What does change is the lens. A few specific updates I now build into every engagement:

  • Prompt research, built on top of keyword research. A few months into an engagement, once we have solid keyword data, I layer in prompt research — the questions and conversational queries people are actually asking AI tools about your category. Sometimes the language overlaps with traditional keywords. Often it doesn’t.
  • Content that’s built to be cited. Ranking #1 on Google still matters, but increasingly the goal is also being the source AI tools quote when they answer a related question. That favors content that’s clearly structured, well-attributed, and definitive on the topic it covers.
  • Brand mention tracking. Reporting now includes how often your brand shows up in AI-generated answers across ChatGPT, Gemini, Perplexity, and Google’s AI Overviews, not just where you rank in traditional results.

It’s not a parallel service, it’s not a bolt-on, and it’s not something I sell separately. It’s how I do SEO now.

Sound like a fit?

Take a look at how engagements run, what’s in scope, and the kinds of clients I work with.
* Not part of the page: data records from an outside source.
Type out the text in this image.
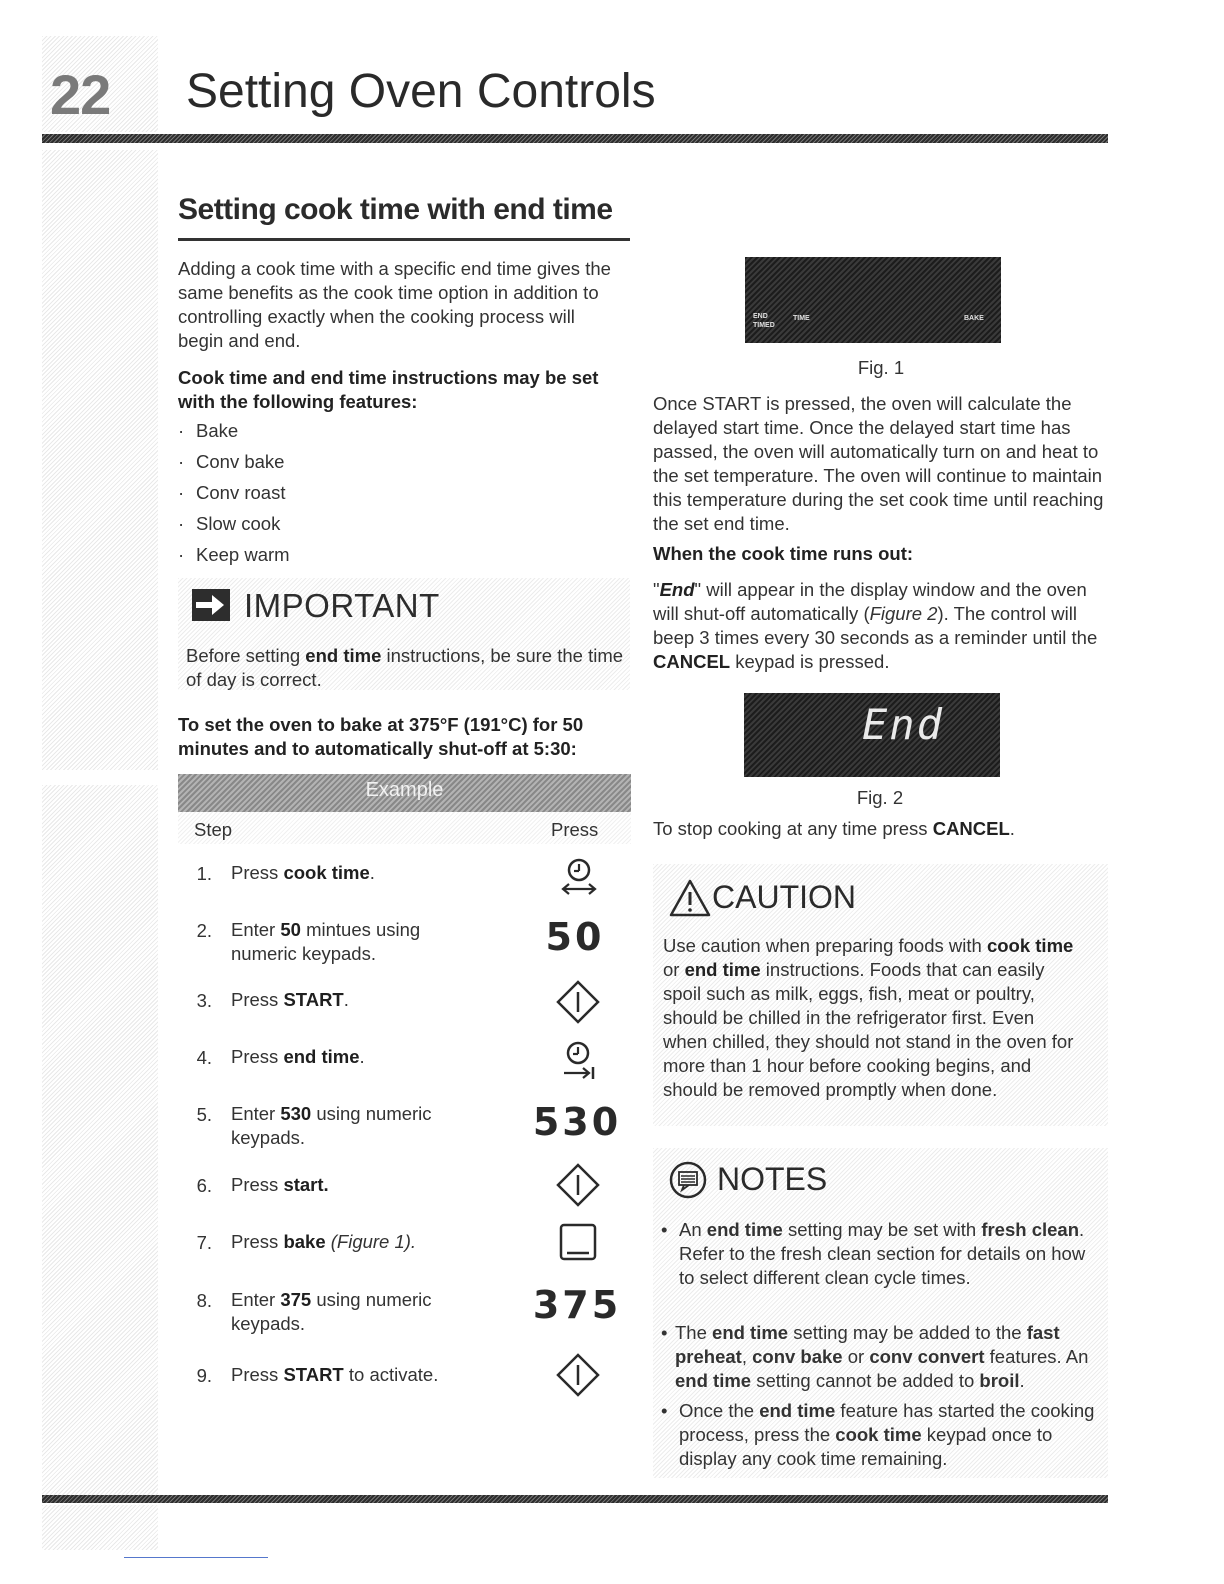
22 Setting Oven Controls
Setting cook time with end time
Adding a cook time with a specific end time gives the same benefits as the cook time option in addition to controlling exactly when the cooking process will begin and end.
Cook time and end time instructions may be set
with the following features:
· Bake
· Conv bake
· Conv roast
· Slow cook
· Keep warm
IMPORTANT
Before setting end time instructions, be sure the time of day is correct.
To set the oven to bake at 375°F (191°C) for 50 minutes and to automatically shut-off at 5:30:
Example
Step	Press
1. Press cook time.
2. Enter 50 mintues using numeric keypads.	50
3. Press START.
4. Press end time.
5. Enter 530 using numeric keypads.	530
6. Press start.
7. Press bake (Figure 1).
8. Enter 375 using numeric keypads.	375
9. Press START to activate.
END
TIMED
TIME	BAKE
Fig. 1
Once START is pressed, the oven will calculate the delayed start time. Once the delayed start time has passed, the oven will automatically turn on and heat to the set temperature. The oven will continue to maintain this temperature during the set cook time until reaching the set end time.
When the cook time runs out:
"End" will appear in the display window and the oven will shut-off automatically (Figure 2). The control will beep 3 times every 30 seconds as a reminder until the CANCEL keypad is pressed.
End
Fig. 2
To stop cooking at any time press CANCEL.
CAUTION
Use caution when preparing foods with cook time or end time instructions. Foods that can easily spoil such as milk, eggs, fish, meat or poultry, should be chilled in the refrigerator first. Even when chilled, they should not stand in the oven for more than 1 hour before cooking begins, and should be removed promptly when done.
NOTES
• An end time setting may be set with fresh clean. Refer to the fresh clean section for details on how to select different clean cycle times.
• The end time setting may be added to the fast preheat, conv bake or conv convert features. An end time setting cannot be added to broil.
• Once the end time feature has started the cooking process, press the cook time keypad once to display any cook time remaining.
A few things worth underlining

  • Many businesses are over-reliant on branded search. A lot of clients come to me with the majority of their traffic coming from people who already know who they are. SEO is how you start reaching the rest of the market — the people who don’t yet know you exist but would happily buy from you if they could find you.
  • The value extends beyond what you can measure on your own site. Some prospects who find you through SEO will buy directly. Others will go to Amazon, or your retailer of choice, or walk into a store. Some will follow you on social, sign up for your newsletter, and convert months later. The work is building awareness as much as it’s building direct sales.
  • It’s one of the lowest-cost ways to reach new customers. Compared to paid ads, sales hires, or trade shows, the cost-per-acquired-customer through good SEO work is hard to beat, particularly because the work compounds over time rather than resetting every month.

Bottom line

This is far from the most comprehensive explanation of the SEO process online — but my hope is that it’s the most straightforward, and that the value of each step is clear by now.

If you’re trying to figure out what an independent SEO consultant should actually be doing for you — or whether to hire one at all — I hope you find this useful.